Traditionally red bean soup with taro balls is a popular dessert originated from Taiwan. However you may see the dessert shop providing red bean soup with taro balls, or red bean soup with tofu pudding everywhere in China now. They are really good for summer days.
Red beans are quite beneficial to our body. They can work as a human body dehumidifier. That’s one of the reasons why red bean soups are popular in many coast cities. And it is really a brilliant idea to match it with taro balls. You will find a strong taste comparison: soft and flannel red beans and elastic taro balls.
Taro balls are made with smashed taro and topical starch. Topical starch is the key ingredient to make the taro balls elastic. If it is unavailable, sweet potato starch be use to replace it. However the taro balls made with sweet potato starch taste less elastic after frozen.
You can taste with a small batch. For a larger batch, dust the fresh taro balls with topical starch and freeze up to one month. Next time when you have a red bean soup on the stove, take some out and boil directly. Besides taro, sweet potato and purple sweet potato balls are usually made together with taro balls, matching the color and taste. However the starch should be added based on the water content. Following is a rough ratio you can refer to.
Sweet potato VS topical starch: around 2:1.
Taro VS topical starch: around 3:1
Purple sweet potato VS topical starch : around 2.5 :1.

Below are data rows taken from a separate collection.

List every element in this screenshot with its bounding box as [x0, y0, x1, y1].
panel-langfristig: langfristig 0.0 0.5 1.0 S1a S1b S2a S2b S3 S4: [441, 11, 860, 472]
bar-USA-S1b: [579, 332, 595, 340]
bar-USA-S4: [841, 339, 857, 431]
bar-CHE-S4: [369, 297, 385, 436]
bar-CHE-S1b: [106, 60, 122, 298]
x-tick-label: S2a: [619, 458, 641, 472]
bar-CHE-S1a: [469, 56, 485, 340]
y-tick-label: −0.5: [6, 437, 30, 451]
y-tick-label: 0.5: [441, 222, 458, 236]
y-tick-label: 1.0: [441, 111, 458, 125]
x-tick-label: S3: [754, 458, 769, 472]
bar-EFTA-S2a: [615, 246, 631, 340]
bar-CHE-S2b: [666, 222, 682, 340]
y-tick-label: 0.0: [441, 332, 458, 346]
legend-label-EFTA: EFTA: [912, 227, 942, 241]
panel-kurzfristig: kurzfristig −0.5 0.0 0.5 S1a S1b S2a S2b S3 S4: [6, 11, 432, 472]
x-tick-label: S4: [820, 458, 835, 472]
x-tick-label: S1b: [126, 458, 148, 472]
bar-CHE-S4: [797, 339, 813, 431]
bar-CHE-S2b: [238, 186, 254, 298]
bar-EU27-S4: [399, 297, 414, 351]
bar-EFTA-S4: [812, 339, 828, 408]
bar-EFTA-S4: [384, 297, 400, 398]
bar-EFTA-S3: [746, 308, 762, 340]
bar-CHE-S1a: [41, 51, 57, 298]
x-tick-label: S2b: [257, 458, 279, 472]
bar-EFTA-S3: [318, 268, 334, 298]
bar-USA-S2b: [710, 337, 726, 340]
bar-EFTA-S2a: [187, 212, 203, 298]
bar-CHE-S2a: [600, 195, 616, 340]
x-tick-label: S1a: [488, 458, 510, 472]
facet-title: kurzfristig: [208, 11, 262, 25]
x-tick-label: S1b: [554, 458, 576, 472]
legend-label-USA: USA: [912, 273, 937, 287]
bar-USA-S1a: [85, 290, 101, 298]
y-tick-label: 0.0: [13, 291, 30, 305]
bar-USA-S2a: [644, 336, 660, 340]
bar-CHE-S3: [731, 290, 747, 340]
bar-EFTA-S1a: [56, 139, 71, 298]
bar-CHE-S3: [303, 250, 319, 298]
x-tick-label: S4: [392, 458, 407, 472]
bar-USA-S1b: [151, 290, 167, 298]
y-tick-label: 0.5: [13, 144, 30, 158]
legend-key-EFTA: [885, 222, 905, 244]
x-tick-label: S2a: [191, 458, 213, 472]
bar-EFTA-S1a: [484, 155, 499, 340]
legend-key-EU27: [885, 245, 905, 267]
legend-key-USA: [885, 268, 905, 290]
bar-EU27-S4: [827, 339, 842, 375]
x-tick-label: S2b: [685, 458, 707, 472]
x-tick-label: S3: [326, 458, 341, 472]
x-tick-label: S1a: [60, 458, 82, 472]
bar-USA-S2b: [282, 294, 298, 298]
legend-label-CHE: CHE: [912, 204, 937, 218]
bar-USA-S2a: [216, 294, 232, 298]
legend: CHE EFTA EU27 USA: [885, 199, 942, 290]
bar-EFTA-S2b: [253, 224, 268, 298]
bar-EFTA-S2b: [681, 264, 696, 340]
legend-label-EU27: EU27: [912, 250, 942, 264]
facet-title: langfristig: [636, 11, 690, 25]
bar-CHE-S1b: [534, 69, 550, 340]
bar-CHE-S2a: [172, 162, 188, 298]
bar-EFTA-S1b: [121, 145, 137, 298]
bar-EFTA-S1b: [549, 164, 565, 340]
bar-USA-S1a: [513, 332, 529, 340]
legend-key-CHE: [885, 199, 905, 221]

- 1 cup red bean , pre-soaked
- 1 L water
- 1/3 cup sugar
- small pinch of salt
- 300 g peeled taro , 1 medium size taro
- 100 g tapioca starch , around 160ml
- water as needed
Pre soak red beans overnight or at least half a day. Transfer to a pot and discard the soaking liquid. Add around 1 liter clean water. Use high fire to bring to a boil and continue cook for another 10 minutes. Turn off the fire and cover the lid. Wait until the bean cool down. Restart the fire and continue cooking for 30 minutes over medium fire until the beans are completely soft. Add salt and sugar and give a big stir to mix evenly. Cool down and then refrigerated.
Peel the taro (ware gloves if you are sensitive) and cut into small chunks. If you are making sweet potato balls, peel them and cut into chunks too.
Set up the steamer and steam for around 15 to 20 minutes until a chopstick can insert easily. Set aside to cool down slightly.
In a large bowl, add around 100g tapioca starch and then throw the taro chunks in. Smash taro chunks with any familiar tool and then knead into a ball. If the ball looks really dry, you will need to add a small amount of water until the dough is well formed. Do not add a large amount once. I add 1 tablespoon each time.
Take one portion out and shape it into a really long thin log (1.5cm in diameter) and then cut into small portions. You need to be very careful in this step, as the dough is not as elastic as regular flour dough. You can start with a small amount each time.
Bring some water to boil in a pot, add taro balls in and continue cooking 1 minute after they floats on the surface (if you make purple sweet potato balls, remember to cook them last).
Add cooled red bean soup in serving bowls firstly and then top with taro balls, sweet potato balls; decorate with green peppermint and add ice cubes.